Процессия была такой длинной, что, когда первая повозка достигла заставы, последняя только еще съезжала с бульвара.
По обеим сторонам дороги теснилась толпа зрителей, появившаяся неизвестно откуда и собравшаяся в мгновение ока, как это часто бывает в Париже. В ближних улочках слышались голоса людей, окликающих друг друга, и стук сабо огородников, бежавших взглянуть на зрелище.
Скученные на дрогах люди молча переносили тряску. Они посинели от утреннего холода. Все были в холщовых штанах и в деревянных башмаках на босу ногу. А в остальном их одежда являла собой причуды нищеты. Она была отвратительно несуразна; нет ничего более мрачного, чем шутовское рубище. Шляпы с проломанным дном, клеенчатые фуражки, ужасные шерстяные колпаки и, рядом с блузой, черный фрак с продранными локтями; на некоторых были женские шляпы, на других — плетушки; виднелись волосатые груди; сквозь прорехи в одежде можно было различить татуировку: храмы любви, пылающие сердца, амуры, а рядом лишаи и нездоровые красные пятна. Двое или трое привязали к перекладинам дрог свисавший наподобие стремени соломенный жгут, который служил опорой их ногам. Один из них держал в руке нечто похожее на черный камень и, поднося его ко рту, казалось, вгрызался в него: это был хлеб. Глаза у всех были сухие, потухшие или светившиеся недобрым светом. Конвойные ругались; люди в цепях не издавали ни звука; время от времени слышался удар палкой по голове или по спине; некоторые зевали; их лохмотья внушали ужас; ноги болтались, плечи колыхались; головы сталкивались, цепи звенели, глаза дико сверкали, руки сжимались в кулаки или неподвижно висели, как у мертвецов; позади обоза заливались смехом ребятишки.

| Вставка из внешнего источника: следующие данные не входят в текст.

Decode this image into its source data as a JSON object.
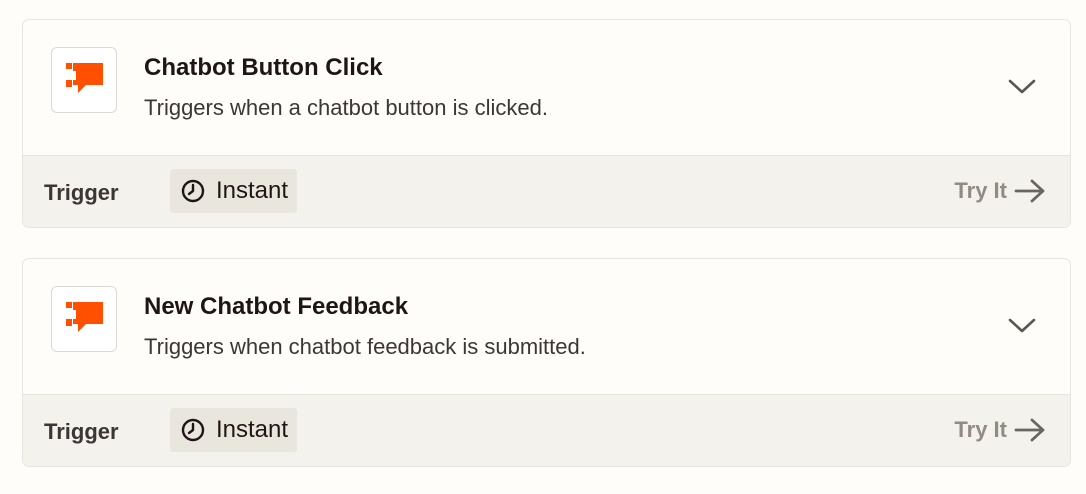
{
  "colors": {
    "brand": "#ff4f00",
    "background": "#fffdf9",
    "footer_bg": "#f3f2ec",
    "badge_bg": "#e8e6dd",
    "muted": "#918b84"
  },
  "cards": [
    {
      "app_icon": "chatbot-logo-icon",
      "title": "Chatbot Button Click",
      "description": "Triggers when a chatbot button is clicked.",
      "expand_icon": "chevron-down-icon",
      "type_label": "Trigger",
      "badge": {
        "icon": "clock-icon",
        "text": "Instant"
      },
      "action": {
        "label": "Try It",
        "icon": "arrow-right-icon"
      }
    },
    {
      "app_icon": "chatbot-logo-icon",
      "title": "New Chatbot Feedback",
      "description": "Triggers when chatbot feedback is submitted.",
      "expand_icon": "chevron-down-icon",
      "type_label": "Trigger",
      "badge": {
        "icon": "clock-icon",
        "text": "Instant"
      },
      "action": {
        "label": "Try It",
        "icon": "arrow-right-icon"
      }
    }
  ]
}
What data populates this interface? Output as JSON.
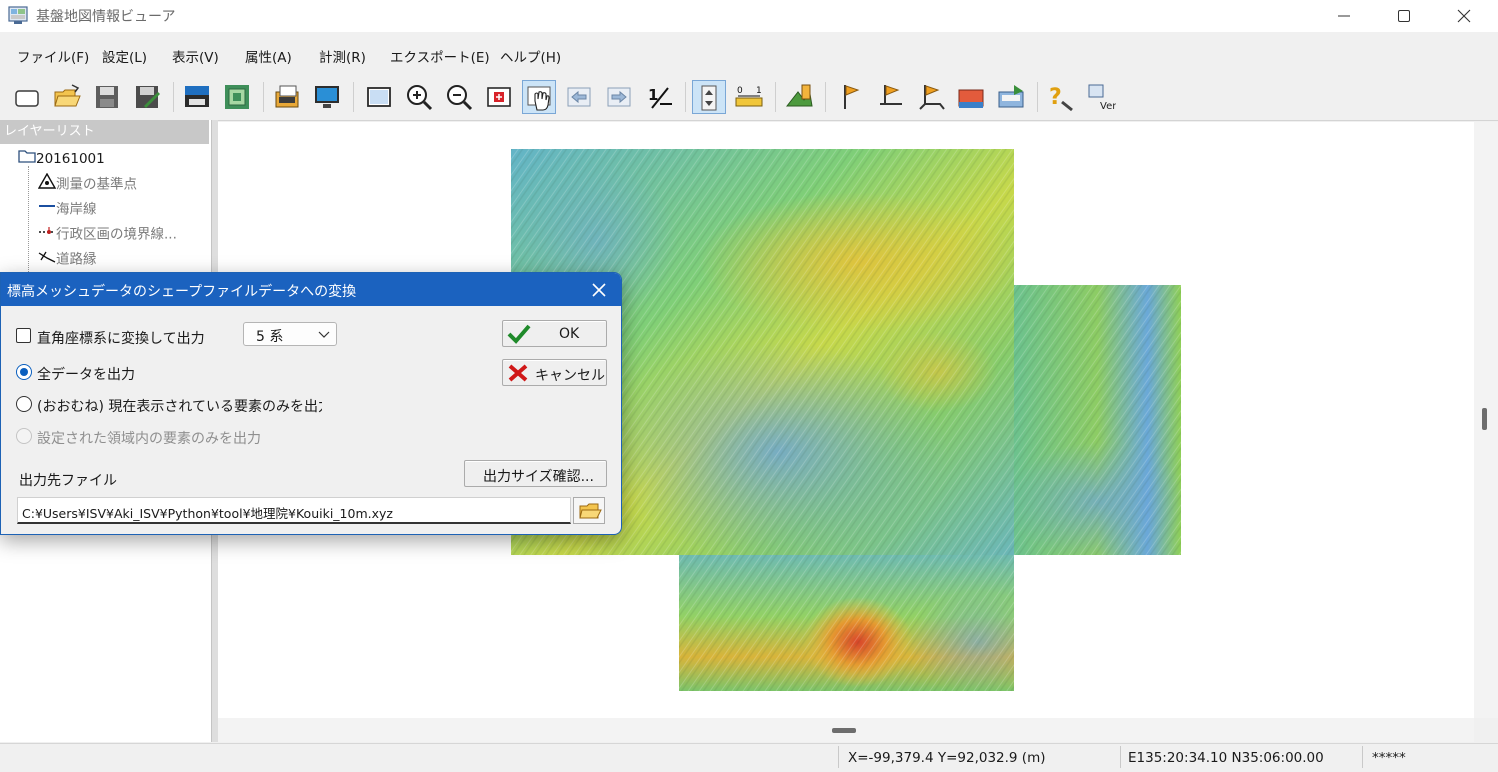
{
  "window": {
    "title": "基盤地図情報ビューア",
    "controls": [
      "minimize-icon",
      "maximize-icon",
      "close-icon"
    ]
  },
  "menu": {
    "items": [
      "ファイル(F)",
      "設定(L)",
      "表示(V)",
      "属性(A)",
      "計測(R)",
      "エクスポート(E)",
      "ヘルプ(H)"
    ]
  },
  "toolbar": {
    "icons": [
      "new-icon",
      "open-folder-icon",
      "save-icon",
      "save-as-icon",
      "print-icon",
      "layer-icon",
      "copy-icon",
      "monitor-icon",
      "full-extent-icon",
      "zoom-in-icon",
      "zoom-out-icon",
      "zoom-box-icon",
      "pan-hand-icon",
      "previous-view-icon",
      "next-view-icon",
      "scale-icon",
      "elevation-mesh-icon",
      "distance-icon",
      "area-icon",
      "flag-icon",
      "flag-line-icon",
      "flag-polygon-icon",
      "profile-icon",
      "export-icon",
      "help-icon",
      "version-icon"
    ]
  },
  "layers": {
    "header": "レイヤーリスト",
    "root": "20161001",
    "items": [
      "測量の基準点",
      "海岸線",
      "行政区画の境界線...",
      "道路縁"
    ]
  },
  "status": {
    "xy": "X=-99,379.4 Y=92,032.9 (m)",
    "latlon": "E135:20:34.10 N35:06:00.00",
    "extra": "*****"
  },
  "dialog": {
    "title": "標高メッシュデータのシェープファイルデータへの変換",
    "checkbox_convert": "直角座標系に変換して出力",
    "zone_select_value": "5 系",
    "radio_all": "全データを出力",
    "radio_visible": "(おおむね) 現在表示されている要素のみを出力",
    "radio_region": "設定された領域内の要素のみを出力",
    "ok_label": "OK",
    "cancel_label": "キャンセル",
    "check_size_label": "出力サイズ確認...",
    "output_file_label": "出力先ファイル",
    "output_path": "C:¥Users¥ISV¥Aki_ISV¥Python¥tool¥地理院¥Kouiki_10m.xyz"
  },
  "colors": {
    "dialog_title_bar": "#1b62bf",
    "radio_selected": "#0a5fbf",
    "map_low": "#6aa3dc",
    "map_mid": "#5fc37a",
    "map_high": "#d96a2e"
  }
}
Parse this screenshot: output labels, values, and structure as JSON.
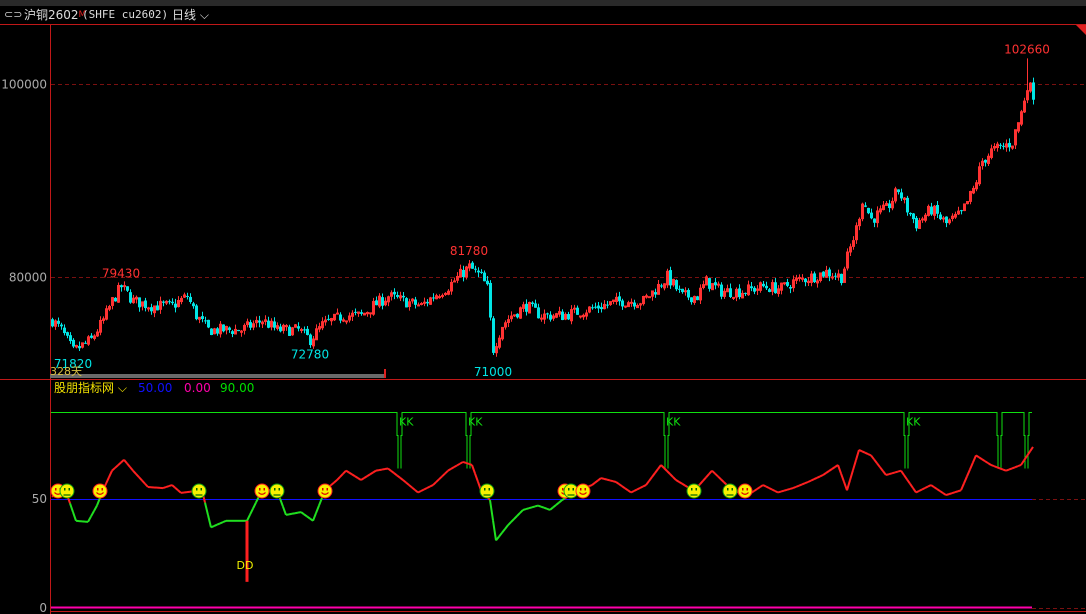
{
  "header": {
    "link_icon": "link-icon",
    "name": "沪铜2602",
    "flag": "M",
    "code": "(SHFE cu2602)",
    "period": "日线",
    "period_icon": "chevron-down-icon"
  },
  "main_chart": {
    "type": "candlestick",
    "y_ticks": [
      {
        "label": "100000",
        "value": 100000
      },
      {
        "label": "80000",
        "value": 80000
      }
    ],
    "ylim": [
      70500,
      103500
    ],
    "days": 328,
    "day_count_label": "328天",
    "colors": {
      "up": "#ff3232",
      "down": "#00e5e5",
      "grid": "#7a1010",
      "axis": "#c01818"
    },
    "annotations": [
      {
        "label": "79430",
        "day": 23,
        "value": 79430,
        "color": "#ff3232"
      },
      {
        "label": "71820",
        "day": 7,
        "value": 71820,
        "color": "#00e5e5"
      },
      {
        "label": "72780",
        "day": 86,
        "value": 72780,
        "color": "#00e5e5"
      },
      {
        "label": "81780",
        "day": 139,
        "value": 81780,
        "color": "#ff3232"
      },
      {
        "label": "71000",
        "day": 147,
        "value": 71000,
        "color": "#00e5e5"
      },
      {
        "label": "102660",
        "day": 325,
        "value": 102660,
        "color": "#ff3232"
      }
    ],
    "close_path": [
      [
        0,
        75500
      ],
      [
        3,
        74500
      ],
      [
        7,
        72300
      ],
      [
        13,
        73500
      ],
      [
        17,
        75500
      ],
      [
        20,
        77500
      ],
      [
        23,
        79000
      ],
      [
        27,
        77500
      ],
      [
        33,
        77000
      ],
      [
        40,
        77000
      ],
      [
        45,
        78000
      ],
      [
        48,
        76000
      ],
      [
        52,
        74500
      ],
      [
        57,
        74500
      ],
      [
        63,
        74500
      ],
      [
        70,
        75500
      ],
      [
        75,
        74500
      ],
      [
        82,
        74500
      ],
      [
        86,
        73500
      ],
      [
        90,
        75000
      ],
      [
        97,
        76000
      ],
      [
        103,
        76000
      ],
      [
        107,
        77000
      ],
      [
        112,
        78000
      ],
      [
        117,
        77500
      ],
      [
        123,
        77000
      ],
      [
        127,
        78000
      ],
      [
        132,
        79000
      ],
      [
        137,
        80500
      ],
      [
        139,
        81000
      ],
      [
        143,
        80000
      ],
      [
        145,
        78800
      ],
      [
        146,
        75500
      ],
      [
        147,
        72500
      ],
      [
        150,
        75000
      ],
      [
        153,
        76000
      ],
      [
        158,
        77000
      ],
      [
        163,
        76000
      ],
      [
        170,
        76000
      ],
      [
        177,
        76500
      ],
      [
        183,
        77000
      ],
      [
        190,
        77500
      ],
      [
        197,
        77500
      ],
      [
        202,
        79000
      ],
      [
        205,
        80000
      ],
      [
        210,
        78000
      ],
      [
        215,
        78000
      ],
      [
        218,
        79500
      ],
      [
        223,
        78500
      ],
      [
        230,
        78500
      ],
      [
        237,
        79000
      ],
      [
        243,
        78800
      ],
      [
        247,
        79500
      ],
      [
        253,
        80000
      ],
      [
        258,
        80500
      ],
      [
        263,
        80000
      ],
      [
        265,
        82000
      ],
      [
        268,
        85000
      ],
      [
        270,
        88000
      ],
      [
        273,
        86000
      ],
      [
        278,
        87000
      ],
      [
        282,
        89000
      ],
      [
        285,
        87000
      ],
      [
        288,
        85500
      ],
      [
        293,
        87000
      ],
      [
        298,
        85500
      ],
      [
        303,
        86500
      ],
      [
        307,
        89000
      ],
      [
        310,
        92000
      ],
      [
        313,
        93000
      ],
      [
        317,
        93500
      ],
      [
        320,
        94000
      ],
      [
        323,
        97000
      ],
      [
        325,
        100000
      ],
      [
        327,
        99000
      ]
    ]
  },
  "indicator": {
    "name": "股朋指标网",
    "dropdown_icon": "chevron-down-icon",
    "params": [
      {
        "value": "50.00",
        "color": "#1010ff"
      },
      {
        "value": "0.00",
        "color": "#ff00aa"
      },
      {
        "value": "90.00",
        "color": "#00e000"
      }
    ],
    "y_ticks": [
      {
        "label": "50",
        "value": 50
      },
      {
        "label": "0",
        "value": 0
      }
    ],
    "ylim": [
      0,
      100
    ],
    "line_color_above": "#ff2020",
    "line_color_below": "#20e020",
    "values": [
      [
        0,
        51
      ],
      [
        2,
        54
      ],
      [
        5,
        52
      ],
      [
        8,
        40
      ],
      [
        12,
        39.5
      ],
      [
        15,
        47
      ],
      [
        17,
        54
      ],
      [
        20,
        63
      ],
      [
        24,
        68
      ],
      [
        27,
        63
      ],
      [
        32,
        55.5
      ],
      [
        37,
        55
      ],
      [
        40,
        56.4
      ],
      [
        43,
        52.8
      ],
      [
        50,
        54
      ],
      [
        53,
        37
      ],
      [
        58,
        40
      ],
      [
        65,
        40
      ],
      [
        70,
        54
      ],
      [
        75,
        54
      ],
      [
        78,
        42.7
      ],
      [
        83,
        44
      ],
      [
        87,
        40
      ],
      [
        91,
        54
      ],
      [
        95,
        58.7
      ],
      [
        98,
        63
      ],
      [
        103,
        58.7
      ],
      [
        108,
        63
      ],
      [
        112,
        64
      ],
      [
        117,
        58.7
      ],
      [
        122,
        53
      ],
      [
        127,
        56.4
      ],
      [
        132,
        63
      ],
      [
        137,
        67
      ],
      [
        140,
        65.6
      ],
      [
        143,
        54
      ],
      [
        146,
        49.5
      ],
      [
        148,
        31
      ],
      [
        152,
        38
      ],
      [
        157,
        45
      ],
      [
        162,
        47
      ],
      [
        166,
        45
      ],
      [
        170,
        49.5
      ],
      [
        175,
        53.7
      ],
      [
        180,
        56.4
      ],
      [
        183,
        59.6
      ],
      [
        188,
        57.8
      ],
      [
        193,
        53
      ],
      [
        198,
        56.4
      ],
      [
        203,
        65.6
      ],
      [
        208,
        58.7
      ],
      [
        214,
        53.7
      ],
      [
        220,
        63
      ],
      [
        227,
        53.7
      ],
      [
        232,
        51.8
      ],
      [
        237,
        56.4
      ],
      [
        242,
        53
      ],
      [
        247,
        55
      ],
      [
        252,
        57.8
      ],
      [
        257,
        61
      ],
      [
        262,
        65.6
      ],
      [
        265,
        54
      ],
      [
        269,
        72.5
      ],
      [
        273,
        70
      ],
      [
        278,
        61
      ],
      [
        283,
        63
      ],
      [
        288,
        53
      ],
      [
        293,
        56.4
      ],
      [
        298,
        51.8
      ],
      [
        303,
        54
      ],
      [
        308,
        70
      ],
      [
        313,
        65.6
      ],
      [
        318,
        63
      ],
      [
        323,
        65.6
      ],
      [
        327,
        73.9
      ]
    ],
    "kk_signals": [
      {
        "day": 116,
        "label": "KK"
      },
      {
        "day": 139,
        "label": "KK"
      },
      {
        "day": 205,
        "label": "KK"
      },
      {
        "day": 285,
        "label": "KK"
      },
      {
        "day": 316,
        "label": ""
      },
      {
        "day": 325,
        "label": ""
      }
    ],
    "dd_signal": {
      "day": 65,
      "label": "DD",
      "from": 40,
      "to": 12
    },
    "smileys": [
      [
        2,
        "happy"
      ],
      [
        5,
        "sad"
      ],
      [
        16,
        "happy"
      ],
      [
        49,
        "sad"
      ],
      [
        70,
        "happy"
      ],
      [
        75,
        "sad"
      ],
      [
        91,
        "happy"
      ],
      [
        145,
        "sad"
      ],
      [
        171,
        "happy"
      ],
      [
        173,
        "sad"
      ],
      [
        177,
        "happy"
      ],
      [
        214,
        "sad"
      ],
      [
        226,
        "sad"
      ],
      [
        231,
        "happy"
      ]
    ]
  }
}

Эта вереница повозок, какова она ни была, наводила на мрачные мысли. Можно было ожидать что не сегодня-завтра разразится ливень, потом еще и еще, что рваная одежонка промокнет насквозь, что, вымокнув, эти люди не обсохнут, озябнув, не согреются, что их мокрые холщовые штаны прилипнут к телу, в башмаки нальется вода, что удары бича не помешают их зубам стучать, цепь по-прежнему будет держать их за шею, ноги по-прежнему будут висеть; и нельзя было не содрогнуться, глядя на этих людей, связанных, беспомощных, под холодными осенними тучами и, подобно деревьям и камням, отданных на волю дождя, студеного ветра, всех неистовств непогоды.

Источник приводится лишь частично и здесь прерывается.